The child’s disability must be expected to last for at least 12 months or end in death. Social Security maintains a list of conditions and medical criteria that apply specifically to evaluating claims involving children.
Childhood eligibility for SSI generally ends at age 18, although a person under 22 who is still regularly attending elementary or secondary school may be considered a “child” for benefit purposes.
Family financial resources can play a role in determining whether a child qualifies for SSI and the level of benefit. Social Security decides eligibility on a case-by-case basis, looking at each family’s household income and assets. The criteria are lengthy and vary widely. Not all types of income and assets are counted, and the rules may differ depending on where you live, as some states provide supplements to federal SSI payments.

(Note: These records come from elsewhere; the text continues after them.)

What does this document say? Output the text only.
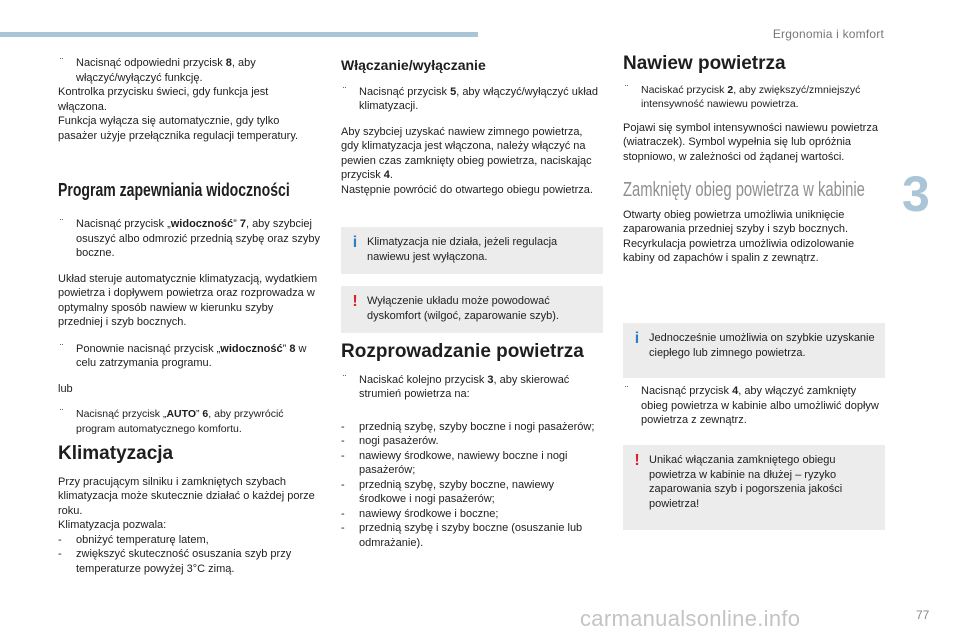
Ergonomia i komfort
3
carmanualsonline.info	77
¨ Nacisnąć odpowiedni przycisk 8, aby włączyć/wyłączyć funkcję.

Kontrolka przycisku świeci, gdy funkcja jest włączona.
Funkcja wyłącza się automatycznie, gdy tylko pasażer użyje przełącznika regulacji temperatury.

Program zapewniania widoczności
¨ Nacisnąć przycisk „widoczność” 7, aby szybciej osuszyć albo odmrozić przednią szybę oraz szyby boczne.

Układ steruje automatycznie klimatyzacją, wydatkiem powietrza i dopływem powietrza oraz rozprowadza w optymalny sposób nawiew w kierunku szyby przedniej i szyb bocznych.

¨ Ponownie nacisnąć przycisk „widoczność” 8 w celu zatrzymania programu.

lub

¨ Nacisnąć przycisk „AUTO” 6, aby przywrócić program automatycznego komfortu.
Klimatyzacja

Przy pracującym silniku i zamkniętych szybach klimatyzacja może skutecznie działać o każdej porze roku.
Klimatyzacja pozwala:

- obniżyć temperaturę latem,
- zwiększyć skuteczność osuszania szyb przy temperaturze powyżej 3°C zimą.
Włączanie/wyłączanie
¨ Nacisnąć przycisk 5, aby włączyć/wyłączyć układ klimatyzacji.

Aby szybciej uzyskać nawiew zimnego powietrza, gdy klimatyzacja jest włączona, należy włączyć na pewien czas zamknięty obieg powietrza, naciskając przycisk 4.
Następnie powrócić do otwartego obiegu powietrza.

i Klimatyzacja nie działa, jeżeli regulacja nawiewu jest wyłączona.
! Wyłączenie układu może powodować dyskomfort (wilgoć, zaparowanie szyb).
Rozprowadzanie powietrza
¨ Naciskać kolejno przycisk 3, aby skierować strumień powietrza na:
- przednią szybę, szyby boczne i nogi pasażerów;
- nogi pasażerów.
- nawiewy środkowe, nawiewy boczne i nogi pasażerów;
- przednią szybę, szyby boczne, nawiewy środkowe i nogi pasażerów;
- nawiewy środkowe i boczne;
- przednią szybę i szyby boczne (osuszanie lub odmrażanie).
Nawiew powietrza
¨ Naciskać przycisk 2, aby zwiększyć/zmniejszyć intensywność nawiewu powietrza.

Pojawi się symbol intensywności nawiewu powietrza (wiatraczek). Symbol wypełnia się lub opróżnia stopniowo, w zależności od żądanej wartości.

Zamknięty obieg powietrza w kabinie

Otwarty obieg powietrza umożliwia uniknięcie zaparowania przedniej szyby i szyb bocznych. Recyrkulacja powietrza umożliwia odizolowanie kabiny od zapachów i spalin z zewnątrz.

i Jednocześnie umożliwia on szybkie uzyskanie ciepłego lub zimnego powietrza.
¨ Nacisnąć przycisk 4, aby włączyć zamknięty obieg powietrza w kabinie albo umożliwić dopływ powietrza z zewnątrz.
! Unikać włączania zamkniętego obiegu powietrza w kabinie na dłużej – ryzyko zaparowania szyb i pogorszenia jakości powietrza!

If you believe your child might qualify for Supplemental Security Income, you may want to start by contacting Social Security to discuss your situation. You can also gather information from Social Security’s publication “Benefits for Children With Disabilities” and fact sheet on SSI for children. You can begin an application online by filing a Child Disability Report, but you’ll have to call Social Security at 800-772-1213 or visit your local office to complete the process.
Keep in mind
- Once a disabled child turns 18, Social Security will consider whether he or she can remain in the SSI program, based on the different medical and financial criteria for adult beneficiaries.
- The child also may be eligible to switch at 18 to Social Security Disability Insurance (SSDI), subject to Social Security’s evaluation process for adult disability claims. This type of SSDI payment is still considered a child’s benefit because it is paid on a parent’s work record. The child need not have worked to qualify.